Os partidos que estão no poder (partidos do governo) agregam um maior número de interesseiros. Estes, naturalmente, buscam partidos que os empreguem e os recompense. Como regra, assim, a adesão partidária não é doutrinária. É íntima, pragmática. No Brasil, chamamos de pragmatismo oportunista.

Spacca

Os partidos de oposição (que não tem o poder) ou que dificilmente conseguirão tê-lo, agregam os adeptos mais perturbadores. Acrescento: os mais perturbados. A disposição para o combate varia na razão inversa da probabilidade do alcance próximo do poder. São os mais extremistas, tanto de esquerda quando da direita. O extremismo, de um lado, ou de outro, é apenas um jogo de chave trocada. São retas paralelas que se encontram num infinito imaginário, e isso Mario Vargas Llosa deixou muito claro no belíssimo romance “História de Mayta”.

Para Pessoa, o grupo que luta pela revolução tem, na essência, e quanto ao poder, a mesma mentalidade do grupo que pretende derrubar e substituir. Assim, a revolução seria um modo violento de se deixar tudo da mesma maneira. Esse pensamento pode parecer cínico, ou dúbio. Porém, não se pode negar, com toda certeza, que não carregue uma filosofia política de inegável profundidade. A revolução é indício de nossa fragilidade de transformação estrutural, permitido usar um conceito de uma doutrina que Pessoa contestaria. Repudiava o sectarismo de esquerda, do mesmo modo que contestava o sectarismo de direita.

A revolução, nessa leitura distópica e amarga, não eliminaria a essência do poder. Apenas reorganizaria as peças num imaginário tabuleiro político. Há em Pessoa uma crítica (que pode ser universal) à condição humana no contexto da condição política. Há um risco comprovado de incapacidade de rompimento com os ciclos de repetição e de perpetuação das mesmas práticas, sob novas bandeiras.

Respeito ao jogo democrático

Essa circularidade é intransponível.
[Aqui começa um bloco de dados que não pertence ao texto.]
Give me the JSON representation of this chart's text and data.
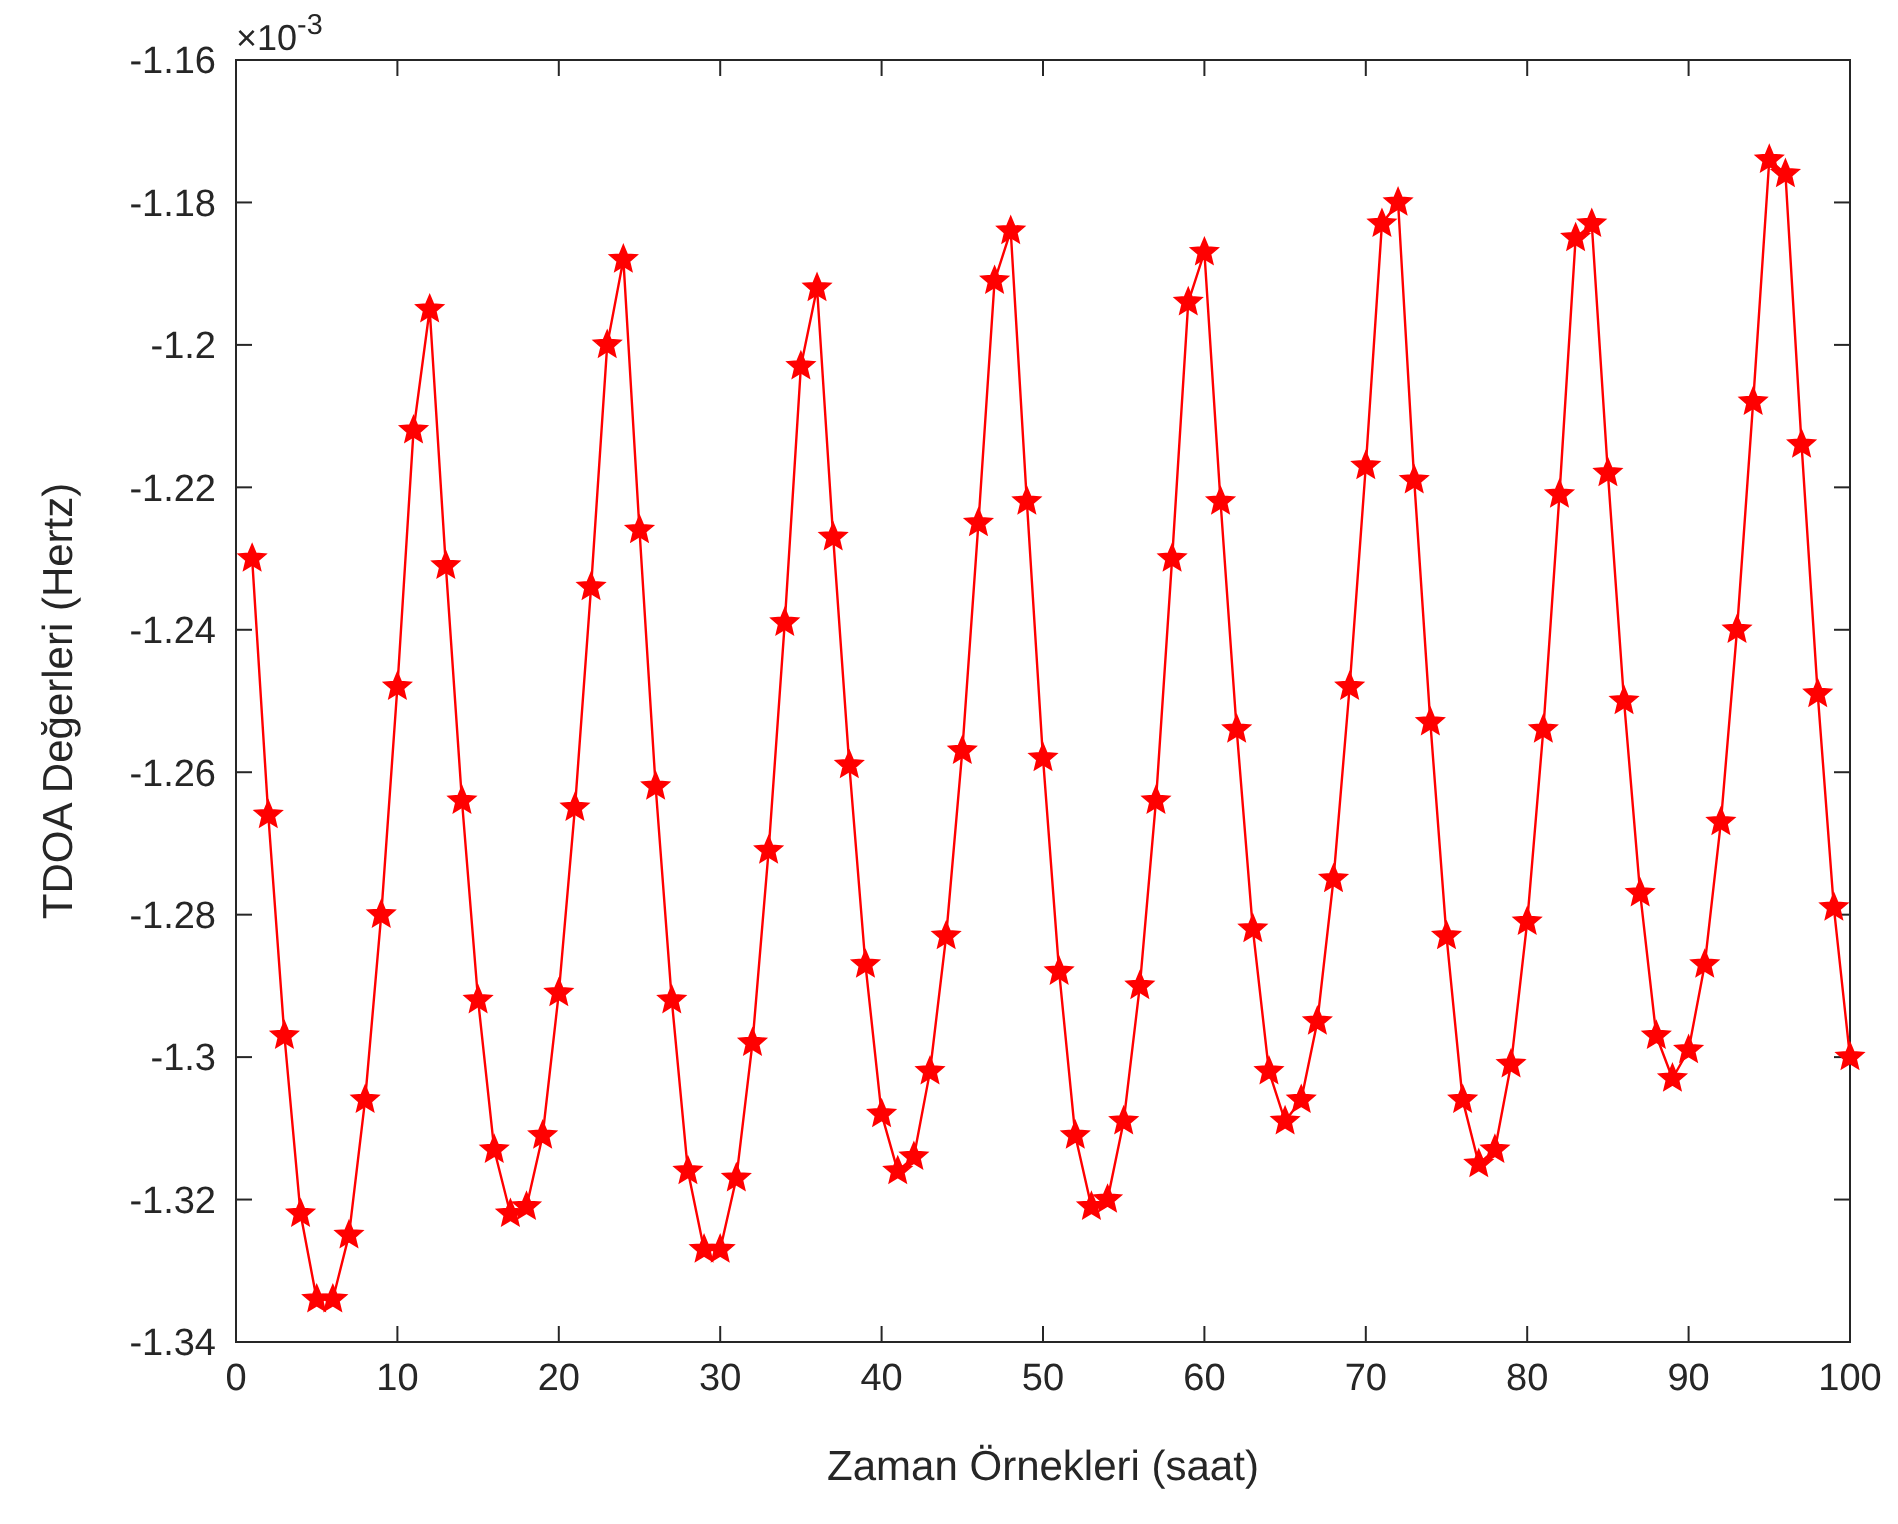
{
  "chart_data": {
    "type": "line",
    "xlabel": "Zaman Örnekleri (saat)",
    "ylabel": "TDOA Değerleri (Hertz)",
    "annotations": [
      "×10$^{-3}$"
    ],
    "xlim": [
      0,
      100
    ],
    "xticks": [
      0,
      10,
      20,
      30,
      40,
      50,
      60,
      70,
      80,
      90,
      100
    ],
    "ylim": [
      -1.34,
      -1.16
    ],
    "yticks": [
      -1.34,
      -1.32,
      -1.3,
      -1.28,
      -1.26,
      -1.24,
      -1.22,
      -1.2,
      -1.18,
      -1.16
    ],
    "grid": false,
    "marker": "star",
    "line_style": "solid",
    "x": [
      1,
      2,
      3,
      4,
      5,
      6,
      7,
      8,
      9,
      10,
      11,
      12,
      13,
      14,
      15,
      16,
      17,
      18,
      19,
      20,
      21,
      22,
      23,
      24,
      25,
      26,
      27,
      28,
      29,
      30,
      31,
      32,
      33,
      34,
      35,
      36,
      37,
      38,
      39,
      40,
      41,
      42,
      43,
      44,
      45,
      46,
      47,
      48,
      49,
      50,
      51,
      52,
      53,
      54,
      55,
      56,
      57,
      58,
      59,
      60,
      61,
      62,
      63,
      64,
      65,
      66,
      67,
      68,
      69,
      70,
      71,
      72,
      73,
      74,
      75,
      76,
      77,
      78,
      79,
      80,
      81,
      82,
      83,
      84,
      85,
      86,
      87,
      88,
      89,
      90,
      91,
      92,
      93,
      94,
      95,
      96,
      97,
      98,
      99,
      100
    ],
    "series": [
      {
        "color": "#ff0000",
        "values": [
          -1.23,
          -1.266,
          -1.297,
          -1.322,
          -1.334,
          -1.334,
          -1.325,
          -1.306,
          -1.28,
          -1.248,
          -1.212,
          -1.195,
          -1.231,
          -1.264,
          -1.292,
          -1.313,
          -1.322,
          -1.321,
          -1.311,
          -1.291,
          -1.265,
          -1.234,
          -1.2,
          -1.188,
          -1.226,
          -1.262,
          -1.292,
          -1.316,
          -1.327,
          -1.327,
          -1.317,
          -1.298,
          -1.271,
          -1.239,
          -1.203,
          -1.192,
          -1.227,
          -1.259,
          -1.287,
          -1.308,
          -1.316,
          -1.314,
          -1.302,
          -1.283,
          -1.257,
          -1.225,
          -1.191,
          -1.184,
          -1.222,
          -1.258,
          -1.288,
          -1.311,
          -1.321,
          -1.32,
          -1.309,
          -1.29,
          -1.264,
          -1.23,
          -1.194,
          -1.187,
          -1.222,
          -1.254,
          -1.282,
          -1.302,
          -1.309,
          -1.306,
          -1.295,
          -1.275,
          -1.248,
          -1.217,
          -1.183,
          -1.18,
          -1.219,
          -1.253,
          -1.283,
          -1.306,
          -1.315,
          -1.313,
          -1.301,
          -1.281,
          -1.254,
          -1.221,
          -1.185,
          -1.183,
          -1.218,
          -1.25,
          -1.277,
          -1.297,
          -1.303,
          -1.299,
          -1.287,
          -1.267,
          -1.24,
          -1.208,
          -1.174,
          -1.176,
          -1.214,
          -1.249,
          -1.279,
          -1.3
        ]
      }
    ]
  }
}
A política se afunda em promessas de mudança que nunca chegam. Fidel imaginava um futuro cheio de utopia, e nesse ponto não era diferente de Santo Agostino, que depois da conversão viveu cismado com uma Cidade de Deus. Acredito que Pessoa não desestimulava o engajamento. No entanto, e disso estou seguro, o engajamento pode ser insuficiente quando confinado às arenas violentas de disputa.

A revolução, como apontado por Pessoa, e no contexto e seu tempo, apenas reorganiza o tabuleiro. O jogo do voto (e trata-se de um jogo, porque é uma disputa), se legítimo, permite o aperfeiçoamento das regras. Redesenha-se o tabuleiro. A revolução, segundo Fernando Pessoa, é inútil, porque apenas rearranja cadeiras, discursos, e ilusões, mantendo intactas as estruturas de poder e as contradições da condição humana.

A democracia, com todas as suas imperfeições, parece ser o único sistema que permite a renovação do poder sem recorrer à violência ou à ruptura. Devemos aceitar o resultado do jogo democrático, mesmo quando ele nos desagrada. E devemos nos insurgir quando o jogo foi um simulacro, uma encenação do jogo não jogado.

O problema é que nem sempre ganhamos. E o problema é que nem sempre aceitamos a derrota. O que fazer? E as ditaduras que decorrem do voto? As ditaduras do futuro (que chegou) serão (já são) burocracias tecnológicas, que expropriam a soberania e o poder individual de decisão. A ditadura com base na tecnologia mantém as aparências da legalidade.

Há uma fragilidade sistêmica nas revoluções e na incapacidade de romper com os ciclos de poder. O sectarismo é perigoso.  A transformação não está no rearranjo violento de cadeiras ou na troca de bandeiras. Creio que a transformação está no compromisso com as regras do jogo democrático e na vigilância contra as ameaças que atormentam a democracia, a exemplo das burocracias tecnológicas que transformam soberania em aparência, algoritmo em essência, fabulações em autenticidade fingida e acreditada.